Oohhhhhhhh, I didn’t actually realize that due to its position. It is behind (towards cab) the filter so I simply assumed based on its position that it preceded (functionally) the filtration. But is see what you’re saying is very likely the case as I’ve never dealt with the component and barely knew it existed until I bought a new one. This problem has had one benefit-I’ve learned a ton more about the engine! Thank you for clarification JC!
 
   / Ford 1920 fuel filter mysterious spring #70  
Oohhhhhhhh, I didn’t actually realize that due to its position. It is behind (towards cab) the filter so I simply assumed based on its position that it preceded (functionally) the filtration. But is see what you’re saying is very likely the case as I’ve never dealt with the component and barely knew it existed until I bought a new one. This problem has had one benefit-I’ve learned a ton more about the engine! Thank you for clarification JC!

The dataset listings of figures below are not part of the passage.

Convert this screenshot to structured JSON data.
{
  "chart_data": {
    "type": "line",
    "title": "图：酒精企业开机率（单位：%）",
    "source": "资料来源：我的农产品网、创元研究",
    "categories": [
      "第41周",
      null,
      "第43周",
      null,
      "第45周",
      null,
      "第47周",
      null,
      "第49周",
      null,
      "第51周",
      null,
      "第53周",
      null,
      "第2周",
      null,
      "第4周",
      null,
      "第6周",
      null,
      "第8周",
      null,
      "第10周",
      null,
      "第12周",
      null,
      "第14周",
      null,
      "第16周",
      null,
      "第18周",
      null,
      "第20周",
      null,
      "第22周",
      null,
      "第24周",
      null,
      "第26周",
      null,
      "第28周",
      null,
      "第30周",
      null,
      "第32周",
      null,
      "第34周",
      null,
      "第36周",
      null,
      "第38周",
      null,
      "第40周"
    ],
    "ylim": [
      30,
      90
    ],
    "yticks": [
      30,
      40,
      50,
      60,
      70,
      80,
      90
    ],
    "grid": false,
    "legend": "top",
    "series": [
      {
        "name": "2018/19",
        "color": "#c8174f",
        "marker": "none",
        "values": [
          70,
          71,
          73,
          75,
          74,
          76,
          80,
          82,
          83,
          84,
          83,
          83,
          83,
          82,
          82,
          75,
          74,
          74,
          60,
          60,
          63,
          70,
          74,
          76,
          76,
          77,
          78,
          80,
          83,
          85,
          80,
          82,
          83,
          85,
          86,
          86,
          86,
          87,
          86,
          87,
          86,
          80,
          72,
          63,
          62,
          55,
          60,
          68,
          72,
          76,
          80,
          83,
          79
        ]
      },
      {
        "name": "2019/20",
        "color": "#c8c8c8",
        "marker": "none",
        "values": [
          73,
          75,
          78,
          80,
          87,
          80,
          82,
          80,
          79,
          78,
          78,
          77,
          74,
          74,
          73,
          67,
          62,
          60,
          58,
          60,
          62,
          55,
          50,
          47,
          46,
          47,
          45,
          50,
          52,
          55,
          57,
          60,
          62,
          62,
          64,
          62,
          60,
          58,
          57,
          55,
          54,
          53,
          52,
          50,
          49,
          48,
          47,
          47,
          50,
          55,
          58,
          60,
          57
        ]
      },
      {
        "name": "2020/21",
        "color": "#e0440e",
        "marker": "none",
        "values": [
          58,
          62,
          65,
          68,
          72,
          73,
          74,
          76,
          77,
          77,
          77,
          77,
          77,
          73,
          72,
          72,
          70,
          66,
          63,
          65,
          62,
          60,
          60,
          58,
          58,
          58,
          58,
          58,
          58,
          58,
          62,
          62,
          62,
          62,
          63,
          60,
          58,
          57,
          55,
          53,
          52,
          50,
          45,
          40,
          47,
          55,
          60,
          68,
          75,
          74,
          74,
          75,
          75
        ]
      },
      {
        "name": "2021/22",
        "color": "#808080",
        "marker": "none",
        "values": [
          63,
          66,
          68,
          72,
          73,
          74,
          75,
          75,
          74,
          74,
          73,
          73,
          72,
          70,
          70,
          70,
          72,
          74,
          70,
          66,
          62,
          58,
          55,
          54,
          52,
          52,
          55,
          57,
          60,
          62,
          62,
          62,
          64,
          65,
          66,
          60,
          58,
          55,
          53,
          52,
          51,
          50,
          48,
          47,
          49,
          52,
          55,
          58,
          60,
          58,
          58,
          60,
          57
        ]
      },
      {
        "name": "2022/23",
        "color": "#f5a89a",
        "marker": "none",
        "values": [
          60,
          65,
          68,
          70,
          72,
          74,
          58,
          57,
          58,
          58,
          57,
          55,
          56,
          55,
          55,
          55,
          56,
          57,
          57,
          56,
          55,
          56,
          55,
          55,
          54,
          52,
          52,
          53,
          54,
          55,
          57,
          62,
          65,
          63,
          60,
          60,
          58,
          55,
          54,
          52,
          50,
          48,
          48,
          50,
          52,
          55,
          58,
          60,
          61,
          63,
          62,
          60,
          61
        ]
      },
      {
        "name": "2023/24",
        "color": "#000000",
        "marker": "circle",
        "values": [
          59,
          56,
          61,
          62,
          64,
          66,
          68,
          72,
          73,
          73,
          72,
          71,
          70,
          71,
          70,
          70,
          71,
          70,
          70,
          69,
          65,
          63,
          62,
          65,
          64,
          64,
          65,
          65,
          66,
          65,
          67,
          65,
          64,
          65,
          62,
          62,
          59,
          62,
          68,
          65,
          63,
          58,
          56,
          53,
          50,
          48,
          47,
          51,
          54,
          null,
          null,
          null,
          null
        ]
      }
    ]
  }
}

one other thing, if the solenoid was upstream of the filter, during switched shut down it would block the flow but any fuel in the filter bowl would continue to flow some due to fuel pump suction (positive displacement gear type pump) so engine would not die right away and that is a safety issue too. On my for 1700 I have to keep lowering throttle so engine would die. On my Kubota, as soon as I turn the engine off by the switch then it would die right away. That also works with the seat safety switch , pto and etc.